L’ail: un intérêt dans l’obésité?

20/09/2011
Article

L’ail contient de nombreux composés organo-sulfurés. L’un d’entre eux, la 1,2-vinyldithiine (1,2-DT), est une molécule lipophile résultant de la dégradation de l’allicine et que l’on trouve principalement dans les préparations à base d’ail écrasé macéré dans de l’huile. Peu de données existent sur la 1,2-DT. Outre le fait qu’elle présente des propriétés antioxydantes, la vinyldithiine pourrait avoir d’autres implications, notamment dans le traitement de l’obésité.
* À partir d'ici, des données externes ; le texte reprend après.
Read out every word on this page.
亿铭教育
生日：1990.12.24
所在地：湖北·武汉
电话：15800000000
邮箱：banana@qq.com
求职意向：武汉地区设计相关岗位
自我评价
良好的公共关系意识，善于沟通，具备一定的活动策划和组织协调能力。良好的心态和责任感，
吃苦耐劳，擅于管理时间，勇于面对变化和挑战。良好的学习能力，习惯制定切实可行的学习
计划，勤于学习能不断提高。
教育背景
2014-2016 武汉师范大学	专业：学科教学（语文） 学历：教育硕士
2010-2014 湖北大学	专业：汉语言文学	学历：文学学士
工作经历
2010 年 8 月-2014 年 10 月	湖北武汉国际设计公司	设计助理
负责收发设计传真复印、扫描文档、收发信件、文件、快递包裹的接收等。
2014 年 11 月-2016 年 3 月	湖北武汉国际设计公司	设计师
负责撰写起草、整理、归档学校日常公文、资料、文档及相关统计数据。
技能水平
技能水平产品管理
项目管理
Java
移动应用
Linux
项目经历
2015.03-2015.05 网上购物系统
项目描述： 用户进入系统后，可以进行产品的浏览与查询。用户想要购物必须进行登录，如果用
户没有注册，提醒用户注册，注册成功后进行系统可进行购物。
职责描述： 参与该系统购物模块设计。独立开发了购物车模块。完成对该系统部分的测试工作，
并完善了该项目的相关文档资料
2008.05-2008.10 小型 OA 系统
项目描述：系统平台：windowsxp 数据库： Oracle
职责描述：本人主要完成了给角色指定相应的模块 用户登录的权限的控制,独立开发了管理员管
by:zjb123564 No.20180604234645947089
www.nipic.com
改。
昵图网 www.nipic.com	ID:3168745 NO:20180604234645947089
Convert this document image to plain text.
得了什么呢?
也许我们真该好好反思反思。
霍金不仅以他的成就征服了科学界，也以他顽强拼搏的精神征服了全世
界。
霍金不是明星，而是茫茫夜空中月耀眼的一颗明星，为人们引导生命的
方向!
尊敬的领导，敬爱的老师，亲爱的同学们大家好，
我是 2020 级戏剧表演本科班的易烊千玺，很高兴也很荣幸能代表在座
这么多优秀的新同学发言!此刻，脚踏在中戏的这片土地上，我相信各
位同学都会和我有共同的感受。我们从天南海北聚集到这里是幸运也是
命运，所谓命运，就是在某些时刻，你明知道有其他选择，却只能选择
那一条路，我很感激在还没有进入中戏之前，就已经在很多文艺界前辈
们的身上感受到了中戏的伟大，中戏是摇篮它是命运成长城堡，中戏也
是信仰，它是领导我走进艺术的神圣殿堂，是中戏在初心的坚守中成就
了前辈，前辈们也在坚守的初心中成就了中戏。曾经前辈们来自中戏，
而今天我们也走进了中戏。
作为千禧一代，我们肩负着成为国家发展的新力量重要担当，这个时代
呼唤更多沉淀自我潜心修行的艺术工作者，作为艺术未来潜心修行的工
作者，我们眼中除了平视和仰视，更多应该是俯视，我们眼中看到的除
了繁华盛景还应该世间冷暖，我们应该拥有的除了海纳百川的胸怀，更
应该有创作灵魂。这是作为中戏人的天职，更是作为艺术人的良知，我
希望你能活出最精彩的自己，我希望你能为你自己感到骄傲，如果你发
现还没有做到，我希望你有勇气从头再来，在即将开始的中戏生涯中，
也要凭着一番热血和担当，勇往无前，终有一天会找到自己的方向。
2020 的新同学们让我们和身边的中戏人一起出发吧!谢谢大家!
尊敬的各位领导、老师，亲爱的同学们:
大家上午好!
Comment se forme le tissu adipeux?

La prévalence de l’obésité est en constante augmentation et constitue l’une des principales causes de mort prématurée dans les pays industrialisés et les sociétés émergentes. Elle est considérée comme un facteur de risque dans le développement de troubles métaboliques et cardiovasculaires, y compris la dyslipidémie, l’insulino-résistance et l’athérosclérose.

La modulation de l’expansion de la masse grasse est donc une priorité. Dans ce contexte, la différenciation adipocytaire et l’adipogenèse sont des processus essentiels dans le développement du tissu adipeux au cours de la vie et par conséquent, dans le développement de l’obésité.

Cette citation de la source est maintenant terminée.